Nord-Kivu : Émoi et désolation à la suite de la fusillade de l’artiste musicien Delcat Idengo par des éléments du M23 à Goma

Delcat Idengo, artiste musicien congolais tué à Goma

À Goma, Delphin Katembo, alias Delcat Idengo, un artiste musicien révolutionnaire, a été tué par balles le jeudi 13 février 2025 par des éléments identifiés comme appartenant au M23, une rébellion armée qui, fin janvier 2025, a assiégé la ville de Goma aux côtés des soldats rwandais.

Cette fusillade, dénoncée et condamnée dans le pays, s’ajoute à de nombreuses autres tragédies dans cette partie de la République Démocratique du Congo, illustrant la terreur et la désolation semées par les belligérants.

Delcat Idengo, natif de la région de Beni, une autre zone secouée par des massacres de civils attribués aux terroristes de l’ADF, affiliés à l’État islamique, était connu pour ses chansons révolutionnaires. Il a été criblé de balles par des hommes armés assimilés au M23.

Les informations autour de son assassinat sont diverses. Certains estiment que l’artiste a été tué en raison de sa chanson « Bunduki Za Kwetu », devenue virale sur les réseaux sociaux, dans laquelle Idengo, âgé de 30 ans, critique ouvertement le M23 et l’armée rwandaise qui contrôlent Goma et plusieurs autres zones du Nord-Kivu. D’autres informations révèlent que le jeune musicien, orphelin de père et de mère massacrés dans la région de Beni il y a plusieurs années par l’ADF, avait été croisé par ses bourreaux au nord de Goma, où il s’était réfugié après avoir quitté la prison centrale de « Munzenze » lors de l’entrée du M23 et de ses alliés.

Un parcours à haut risque pour un jeune au « sans froid »

Dénonçant « la mauvaise gouvernance, les massacres de civils et le détournement des deniers publics », Idengo a marqué sa carrière musicale par son objectif de sensibiliser les décideurs afin d’améliorer le quotidien des citoyens ordinaires. Cette lutte pacifique, mais « trop critique et libre », n’était pas du goût des autorités à tous les niveaux, en particulier celles de la ville de Beni, où l’artiste a longtemps œuvré.
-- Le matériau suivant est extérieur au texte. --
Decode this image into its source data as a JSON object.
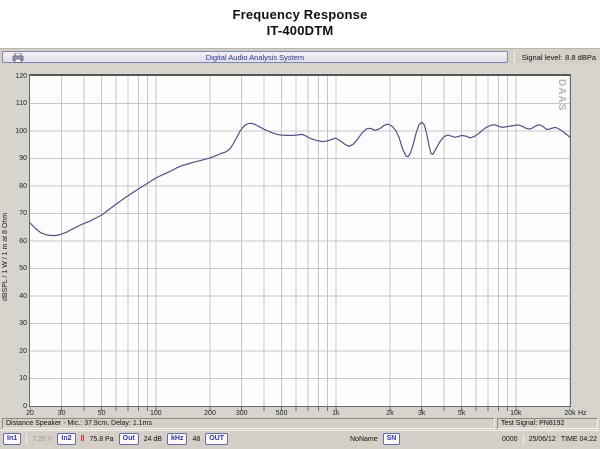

« Idengo a été marqué par cette lutte pour la paix et la liberté, au point que les critiques portées dans ses différentes chansons lui ont attiré des ennuis auprès des autorités, tant nationales que provinciales et même locales, ainsi que de certains députés, car il critiquait la gestion calamiteuse du pays », a expliqué le journaliste Siku Provinces Patrick, basé à Beni.

Au cours de son parcours à haut risque, Idengo s’est forgé une réputation de porte-parole des sans voix en raison de son franc-parler.
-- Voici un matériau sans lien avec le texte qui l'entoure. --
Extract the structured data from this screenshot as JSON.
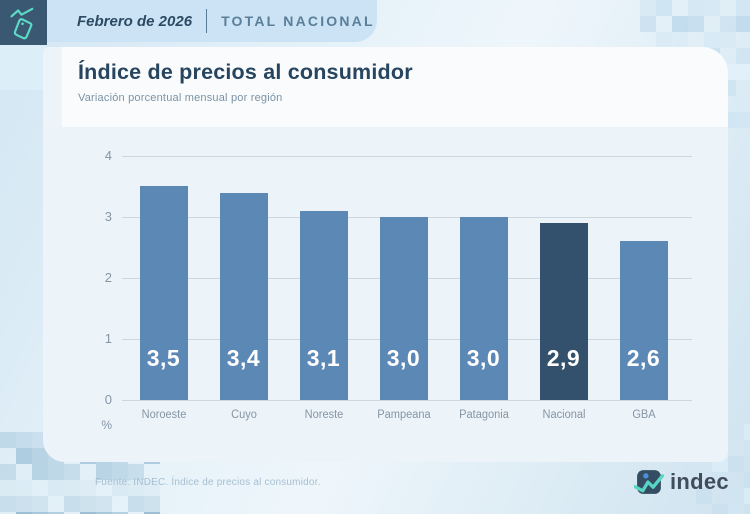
{
  "header": {
    "date_label": "Febrero de 2026",
    "scope_label": "TOTAL NACIONAL"
  },
  "card": {
    "title": "Índice de precios al consumidor",
    "subtitle": "Variación porcentual mensual por región"
  },
  "chart_data": {
    "type": "bar",
    "title": "Índice de precios al consumidor",
    "subtitle": "Variación porcentual mensual por región",
    "categories": [
      "Noroeste",
      "Cuyo",
      "Noreste",
      "Pampeana",
      "Patagonia",
      "Nacional",
      "GBA"
    ],
    "values": [
      3.5,
      3.4,
      3.1,
      3.0,
      3.0,
      2.9,
      2.6
    ],
    "value_labels": [
      "3,5",
      "3,4",
      "3,1",
      "3,0",
      "3,0",
      "2,9",
      "2,6"
    ],
    "highlight_category": "Nacional",
    "bar_color": "#5c88b6",
    "highlight_color": "#33506c",
    "ylabel": "%",
    "ylim": [
      0,
      4
    ],
    "yticks": [
      0,
      1,
      2,
      3,
      4
    ],
    "grid": true,
    "legend": null
  },
  "footer": {
    "source": "Fuente: INDEC. Índice de precios al consumidor.",
    "logo_text": "indec"
  },
  "colors": {
    "accent_teal": "#5bdac6",
    "navy": "#33506c",
    "steel_blue": "#5c88b6",
    "band_blue": "#cbe3f4",
    "title_text": "#27455f",
    "muted_text": "#8695a3"
  }
}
« Il n’avait pas peur de citer le mal par son nom. Il était d’un courage exceptionnel pour interpeller les autorités, la Monusco face à l’insécurité persistante. Nous avons participé avec lui à des manifestations contre les casques bleus. Ensuite, il a composé une chanson pour dénoncer leur passivité », a témoigné Elie, militant de la Lucha.

Depuis lors, son audace a été à l’origine de multiples arrestations et détentions en prison à Beni, puis à Goma, où il était accusé et condamné pour outrage à l’égard du chef de l’État, Félix Tshisekedi, en raison de ses propos durs dans l’une de ses chansons. Après plusieurs mois de détention, en décembre 2023, le président Tshisekedi s’est impliqué pour sa libération pendant la campagne électorale, en réponse aux doléances de ses fans à Beni et Butembo.
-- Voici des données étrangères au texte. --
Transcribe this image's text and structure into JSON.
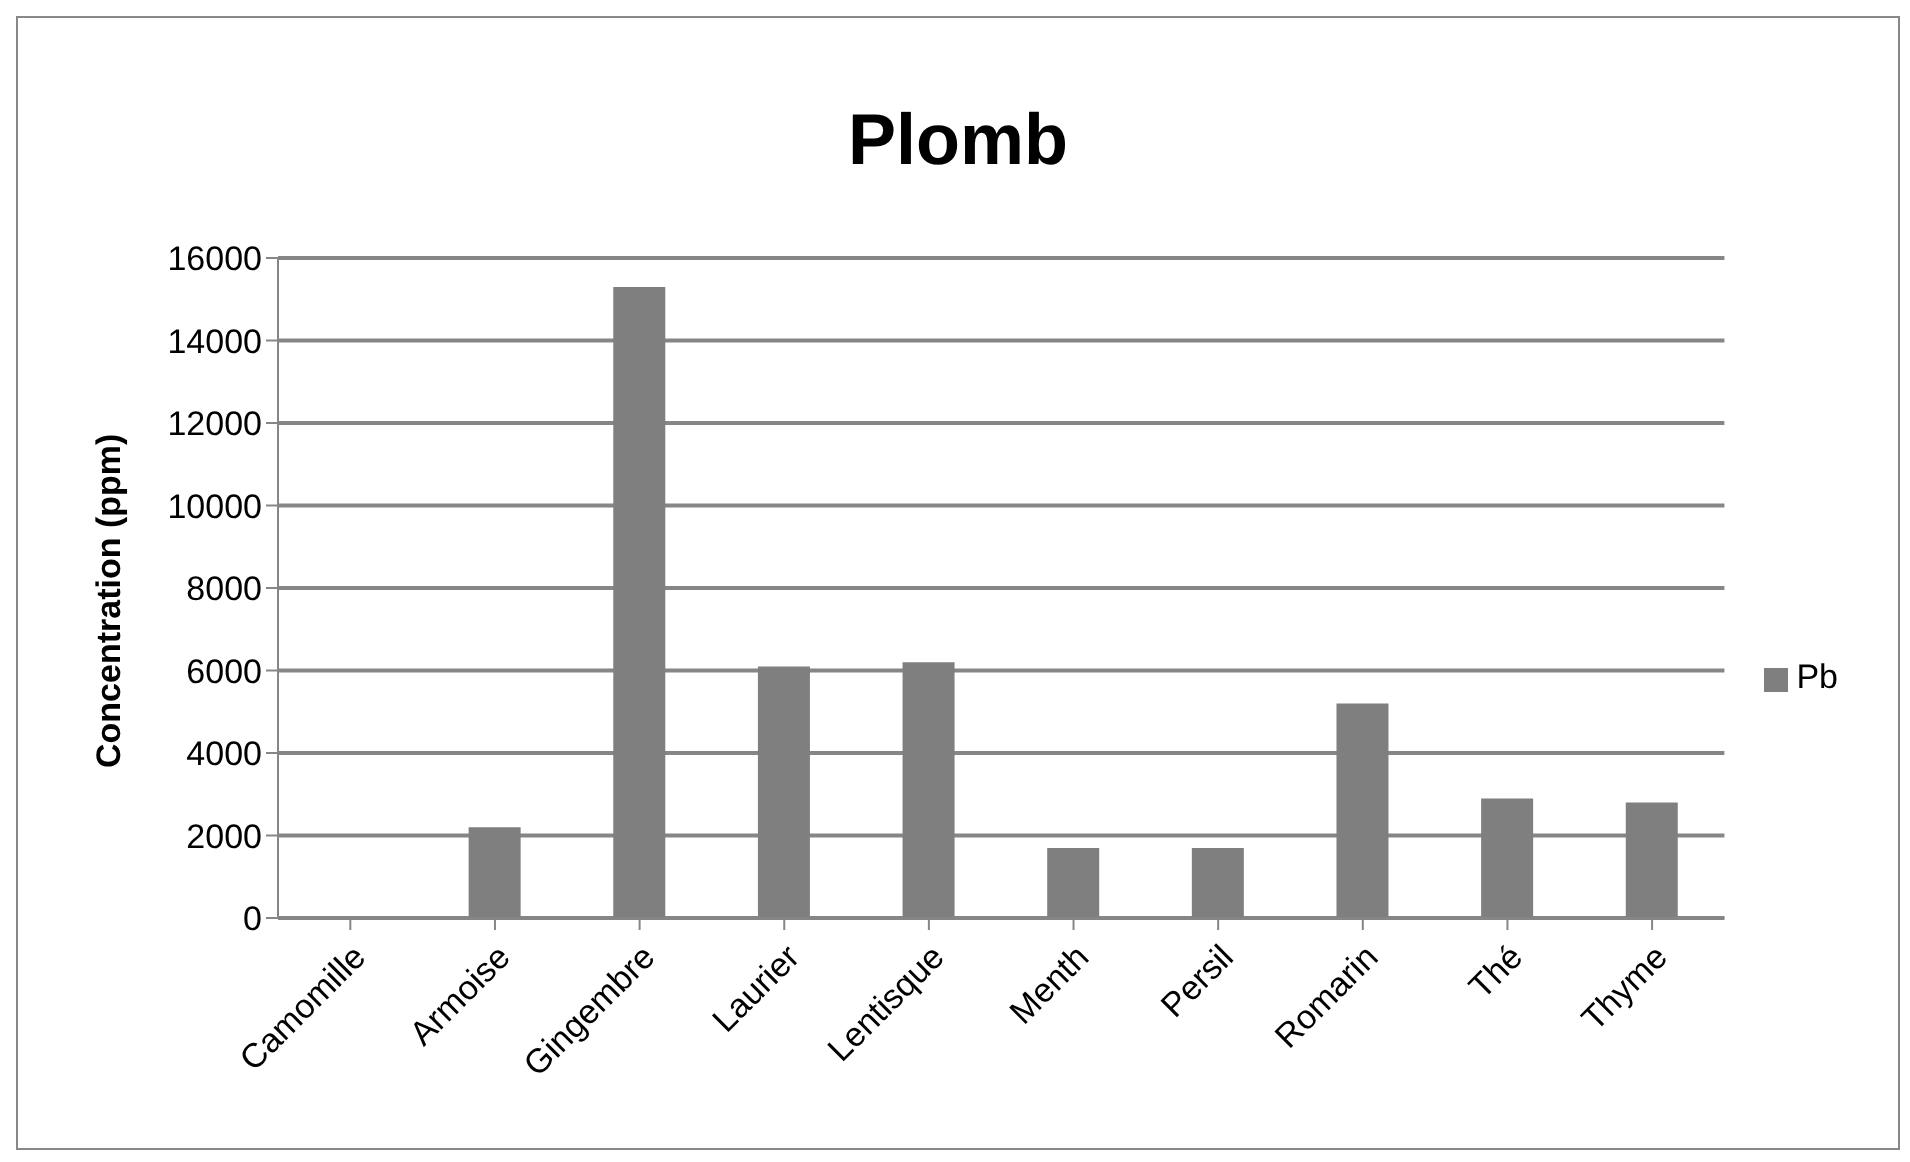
{
  "chart_data": {
    "type": "bar",
    "title": "Plomb",
    "ylabel": "Concentration (ppm)",
    "categories": [
      "Camomille",
      "Armoise",
      "Gingembre",
      "Laurier",
      "Lentisque",
      "Menth",
      "Persil",
      "Romarin",
      "Thé",
      "Thyme"
    ],
    "series": [
      {
        "name": "Pb",
        "color": "#7f7f7f",
        "values": [
          0,
          2200,
          15300,
          6100,
          6200,
          1700,
          1700,
          5200,
          2900,
          2800
        ]
      }
    ],
    "ylim": [
      0,
      16000
    ],
    "yticks": [
      0,
      2000,
      4000,
      6000,
      8000,
      10000,
      12000,
      14000,
      16000
    ],
    "grid": "y",
    "legend": "right"
  }
}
Mi-2024, Idengo a de nouveau été transféré à la prison centrale de Goma avec d’autres civils influents de Beni et de Butembo, accusés soit de collaborer avec les rebelles de l’ADF, soit avec le M23, voire d’être trop critiques vis-à-vis de Kinshasa. C’est durant cette période qu’Idengo a profité de la prise de Goma par l’AFC-M23 pour s’évader de la principale maison carcérale de la province, confrontée à une pénurie de médicaments, de nourriture et à un surpeuplement générant de nombreuses pathologies.

Réactions du gouvernement congolais

Dans un message de condoléances, le gouvernement congolais, à travers son porte-parole, a exprimé sa consternation face à cet acte abominable, attribué au Rwanda et à ses complices. « Ni l’horreur, ni la terreur, encore moins le recours intempestif aux armes contre les civils innocents ne pourront éteindre la flamme de la résistance à Goma et dans tout le pays », a déclaré Patrick Muyaya, ajoutant que « Idengo s’ajoute à la liste des martyrs ».